For investors, a powerful year-end rally in the stock market, along with nice gains for the year, are certainly making this New Year’s Day a happier occasion. The major stock market averages closed out last year with an impressive nine-week winning streak – the longest weekly win streak for the benchmark Standard & Poor’s 500 Index since 2004. For 2023 in total, the Dow Jones Industrial Average rose 13.7% to 37,689 – the NASDAQ Composite surged 43.4% to 15,011 – while the S&P 500 jumped 24.2% to 4,770. The year was dominated by a couple macro issues along with many market moving events/issues.
Primary themes determining market movement last year included perpetual worries over a recession which never came, along with focus on Federal Reserve monetary policy. The market spent most of the year predicting/fretting an economic recession was imminent, while at the same time dealing with multiple interest rate hikes by the Federal Reserve. Consensus opinion shifted late in the year, with belief increasing we would avoid a recession. This aligned with the highly anticipated Fed-pivot – with strong indications the Fed was not only done raising interest rates but would in fact begin cutting rates.
With forecasts of upcoming interest rate cuts by the Federal Reserve, along with other market forces, the yield on the 10-year Treasury declined from a 16-year high of over 5% earlier in the year, to close Friday just below 3.9%. As higher interest rates provide competition and act as a headwind to stock prices, the recent drop in yields has been fuel for the stock market rally. We consider the two factors of current and upcoming lower interest rates/rate cuts, along with overall belief the U.S. will avoid a recession, as the primary drivers behind the strong year-end rally and yearly gains in the stock market.
Looking back at some other notable events of 2023, the financial markets digested turmoil in the banking system (with some regional banks collapsing), fiscal drama out of Washington, geopolitical conflict and energy supply concerns from the Russia-Ukraine and Israel-Hamas wars, along with a boom in Artificial Intelligence stocks led by the Magnificent Seven. Stock market gains were concentrated in seven Wall Street favorites – Apple, Alphabet, Amazon, Microsoft, Meta, Tesla and Nvidia. The rally broadened out late in the year with more stocks and other sectors joining the party…..
The Dow Jones Industrial Average hit a series of record highs in December, and small caps came roaring back from a long period of underperformance. The Russell 2000 (a small-cap U.S. stock index) bounced back from earlier year-to-date losses and ended the year with a gain 15%. The market clearly has momentum heading into the new year, and Bulls are hoping the trend is your friend.
Along with positive momentum, the new year kicks off this week highlighted by the Jobs Report. Expectations are the U.S. Department of Labor will report the economy added 155,000 jobs last month and the unemployment rate ticked up a notch to 3.8%. Next week, believe it or not, it’s already the start of another earnings season. Investors generally expect much stronger profit growth in 2024 compared to the muted growth in 2023. Also in the mix this month, is the Federal Reserve policy meeting.

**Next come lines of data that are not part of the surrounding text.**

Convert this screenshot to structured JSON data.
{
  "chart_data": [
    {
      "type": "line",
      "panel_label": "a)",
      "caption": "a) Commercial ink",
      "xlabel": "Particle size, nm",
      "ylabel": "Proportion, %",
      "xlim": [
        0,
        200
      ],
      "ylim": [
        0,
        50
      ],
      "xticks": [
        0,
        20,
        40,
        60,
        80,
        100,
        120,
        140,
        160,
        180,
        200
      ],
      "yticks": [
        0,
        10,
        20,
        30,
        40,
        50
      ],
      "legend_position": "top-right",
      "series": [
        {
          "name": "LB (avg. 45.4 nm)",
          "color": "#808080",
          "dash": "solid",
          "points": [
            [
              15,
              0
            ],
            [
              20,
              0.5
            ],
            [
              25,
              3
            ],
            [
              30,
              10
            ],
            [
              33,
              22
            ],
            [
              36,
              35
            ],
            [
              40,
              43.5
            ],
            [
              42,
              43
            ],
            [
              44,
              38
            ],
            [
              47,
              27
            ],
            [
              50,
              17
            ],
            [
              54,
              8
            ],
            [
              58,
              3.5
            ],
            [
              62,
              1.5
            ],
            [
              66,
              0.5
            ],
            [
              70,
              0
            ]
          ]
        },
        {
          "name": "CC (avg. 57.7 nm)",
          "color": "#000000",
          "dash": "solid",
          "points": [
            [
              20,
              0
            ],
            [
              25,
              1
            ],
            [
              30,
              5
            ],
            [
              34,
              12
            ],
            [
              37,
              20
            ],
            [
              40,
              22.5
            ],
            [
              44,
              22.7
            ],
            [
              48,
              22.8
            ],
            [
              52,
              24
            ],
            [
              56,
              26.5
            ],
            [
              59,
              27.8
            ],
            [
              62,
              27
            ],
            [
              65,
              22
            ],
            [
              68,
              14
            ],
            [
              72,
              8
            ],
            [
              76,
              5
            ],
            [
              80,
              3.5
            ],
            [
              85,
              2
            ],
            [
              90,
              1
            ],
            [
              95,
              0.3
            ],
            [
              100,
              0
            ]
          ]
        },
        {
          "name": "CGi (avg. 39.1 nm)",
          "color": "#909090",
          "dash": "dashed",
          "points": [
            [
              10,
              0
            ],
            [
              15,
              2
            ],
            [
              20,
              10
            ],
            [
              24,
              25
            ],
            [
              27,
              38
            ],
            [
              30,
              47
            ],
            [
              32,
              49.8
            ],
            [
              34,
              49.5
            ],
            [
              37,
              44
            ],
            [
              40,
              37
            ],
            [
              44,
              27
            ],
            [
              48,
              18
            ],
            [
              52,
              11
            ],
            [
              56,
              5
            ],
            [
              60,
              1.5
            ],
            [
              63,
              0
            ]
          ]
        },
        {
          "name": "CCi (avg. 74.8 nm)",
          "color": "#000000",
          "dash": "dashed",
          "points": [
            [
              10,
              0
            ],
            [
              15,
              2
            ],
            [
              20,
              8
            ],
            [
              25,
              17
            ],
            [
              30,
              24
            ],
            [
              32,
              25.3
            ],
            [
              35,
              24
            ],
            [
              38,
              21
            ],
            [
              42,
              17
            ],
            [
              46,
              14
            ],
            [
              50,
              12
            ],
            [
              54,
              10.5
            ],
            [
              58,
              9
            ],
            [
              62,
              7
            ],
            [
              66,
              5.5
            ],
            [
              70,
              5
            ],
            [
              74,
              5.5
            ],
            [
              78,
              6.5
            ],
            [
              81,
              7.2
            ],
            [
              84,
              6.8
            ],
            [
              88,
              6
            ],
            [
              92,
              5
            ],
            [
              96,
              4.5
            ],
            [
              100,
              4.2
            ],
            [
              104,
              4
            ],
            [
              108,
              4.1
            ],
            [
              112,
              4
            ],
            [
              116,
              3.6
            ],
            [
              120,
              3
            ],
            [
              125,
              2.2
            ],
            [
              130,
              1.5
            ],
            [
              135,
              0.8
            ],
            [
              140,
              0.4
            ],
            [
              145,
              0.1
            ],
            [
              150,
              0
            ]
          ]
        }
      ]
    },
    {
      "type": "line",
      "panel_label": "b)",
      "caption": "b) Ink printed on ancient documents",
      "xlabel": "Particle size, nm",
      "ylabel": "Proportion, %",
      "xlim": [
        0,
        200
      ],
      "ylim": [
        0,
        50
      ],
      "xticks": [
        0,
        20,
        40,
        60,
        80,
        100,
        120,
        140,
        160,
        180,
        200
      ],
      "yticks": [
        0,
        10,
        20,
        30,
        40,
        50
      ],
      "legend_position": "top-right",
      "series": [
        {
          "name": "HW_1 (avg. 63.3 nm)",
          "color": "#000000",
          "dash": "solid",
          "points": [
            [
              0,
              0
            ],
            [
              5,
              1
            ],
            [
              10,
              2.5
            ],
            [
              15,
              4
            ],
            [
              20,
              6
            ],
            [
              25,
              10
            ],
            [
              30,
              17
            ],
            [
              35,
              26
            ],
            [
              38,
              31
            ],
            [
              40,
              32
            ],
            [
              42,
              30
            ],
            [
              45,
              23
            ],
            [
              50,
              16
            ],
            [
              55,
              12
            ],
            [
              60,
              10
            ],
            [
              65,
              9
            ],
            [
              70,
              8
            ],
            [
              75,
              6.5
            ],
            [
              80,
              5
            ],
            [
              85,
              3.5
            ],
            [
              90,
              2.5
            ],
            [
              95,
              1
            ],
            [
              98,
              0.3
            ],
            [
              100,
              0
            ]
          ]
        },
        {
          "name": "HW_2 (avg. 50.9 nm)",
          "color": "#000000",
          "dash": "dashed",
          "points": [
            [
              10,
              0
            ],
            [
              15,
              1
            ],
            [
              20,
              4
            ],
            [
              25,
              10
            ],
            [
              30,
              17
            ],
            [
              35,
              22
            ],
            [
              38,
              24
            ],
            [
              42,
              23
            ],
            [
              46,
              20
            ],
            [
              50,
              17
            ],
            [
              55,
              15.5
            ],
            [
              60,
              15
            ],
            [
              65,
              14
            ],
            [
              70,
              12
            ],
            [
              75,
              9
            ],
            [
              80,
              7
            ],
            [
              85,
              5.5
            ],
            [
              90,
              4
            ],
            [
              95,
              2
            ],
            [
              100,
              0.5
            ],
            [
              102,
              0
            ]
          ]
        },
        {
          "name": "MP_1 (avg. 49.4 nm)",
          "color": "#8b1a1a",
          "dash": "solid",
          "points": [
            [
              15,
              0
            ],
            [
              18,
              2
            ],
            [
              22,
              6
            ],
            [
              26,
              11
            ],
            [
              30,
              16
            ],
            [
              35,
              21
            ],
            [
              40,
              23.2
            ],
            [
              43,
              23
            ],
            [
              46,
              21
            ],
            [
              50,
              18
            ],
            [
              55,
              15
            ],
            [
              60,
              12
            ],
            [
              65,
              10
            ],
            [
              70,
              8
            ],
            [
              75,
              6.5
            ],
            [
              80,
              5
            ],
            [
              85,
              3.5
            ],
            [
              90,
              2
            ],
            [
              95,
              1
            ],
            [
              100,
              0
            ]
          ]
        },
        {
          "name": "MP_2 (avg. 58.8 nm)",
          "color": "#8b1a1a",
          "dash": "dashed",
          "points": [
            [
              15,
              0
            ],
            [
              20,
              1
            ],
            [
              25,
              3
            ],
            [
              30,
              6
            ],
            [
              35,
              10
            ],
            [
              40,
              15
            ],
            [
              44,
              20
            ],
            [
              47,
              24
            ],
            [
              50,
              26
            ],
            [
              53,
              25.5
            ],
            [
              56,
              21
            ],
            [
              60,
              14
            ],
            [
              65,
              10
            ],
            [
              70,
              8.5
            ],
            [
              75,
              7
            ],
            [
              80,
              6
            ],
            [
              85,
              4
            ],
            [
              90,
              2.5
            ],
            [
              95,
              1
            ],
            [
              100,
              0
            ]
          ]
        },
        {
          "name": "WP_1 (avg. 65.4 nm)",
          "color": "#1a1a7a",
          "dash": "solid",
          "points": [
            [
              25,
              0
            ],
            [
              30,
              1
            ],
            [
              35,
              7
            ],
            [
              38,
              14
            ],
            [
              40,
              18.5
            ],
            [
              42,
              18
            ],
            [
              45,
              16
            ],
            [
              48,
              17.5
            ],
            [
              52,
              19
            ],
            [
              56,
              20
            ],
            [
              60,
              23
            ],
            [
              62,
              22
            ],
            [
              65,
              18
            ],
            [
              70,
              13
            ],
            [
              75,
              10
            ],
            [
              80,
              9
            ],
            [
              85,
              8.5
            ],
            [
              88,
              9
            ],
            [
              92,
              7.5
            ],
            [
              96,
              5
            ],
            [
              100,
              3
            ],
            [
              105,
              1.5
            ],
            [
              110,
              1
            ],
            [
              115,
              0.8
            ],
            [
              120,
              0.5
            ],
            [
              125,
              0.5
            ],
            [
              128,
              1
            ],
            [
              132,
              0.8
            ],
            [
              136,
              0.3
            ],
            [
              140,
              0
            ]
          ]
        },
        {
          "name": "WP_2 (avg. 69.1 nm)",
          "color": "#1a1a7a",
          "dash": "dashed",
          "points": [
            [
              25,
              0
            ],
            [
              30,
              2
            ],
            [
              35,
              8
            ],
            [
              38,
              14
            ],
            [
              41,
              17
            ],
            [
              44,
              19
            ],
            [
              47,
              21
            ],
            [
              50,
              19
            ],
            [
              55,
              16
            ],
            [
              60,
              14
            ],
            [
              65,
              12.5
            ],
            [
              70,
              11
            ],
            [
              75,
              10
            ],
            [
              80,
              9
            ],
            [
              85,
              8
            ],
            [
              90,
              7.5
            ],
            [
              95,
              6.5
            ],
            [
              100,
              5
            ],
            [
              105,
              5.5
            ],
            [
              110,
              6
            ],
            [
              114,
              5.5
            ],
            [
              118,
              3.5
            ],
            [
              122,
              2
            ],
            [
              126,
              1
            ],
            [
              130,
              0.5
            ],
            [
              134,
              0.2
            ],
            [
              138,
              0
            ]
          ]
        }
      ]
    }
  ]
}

Probabilities are nearly 85% the Federal Reserve will keep interest rates unchanged at this month’s meeting, according to the CME FedWatch Tool. Further out this year, however, market expectations for those highly anticipated Fed rate cuts really ramp up. We expect Federal Reserve interest rate policy to be critically important to the markets again this year. The stock market will likely be disappointed if it does not get the interest rate cuts it is forecasting. Keep in mind though, over the long haul, earnings and earnings growth are the ultimate drivers of the stock market – so during this long holiday weekend, we are gearing up the most for earnings season!
We wish you a Happy, Healthy & Prosperous New Year!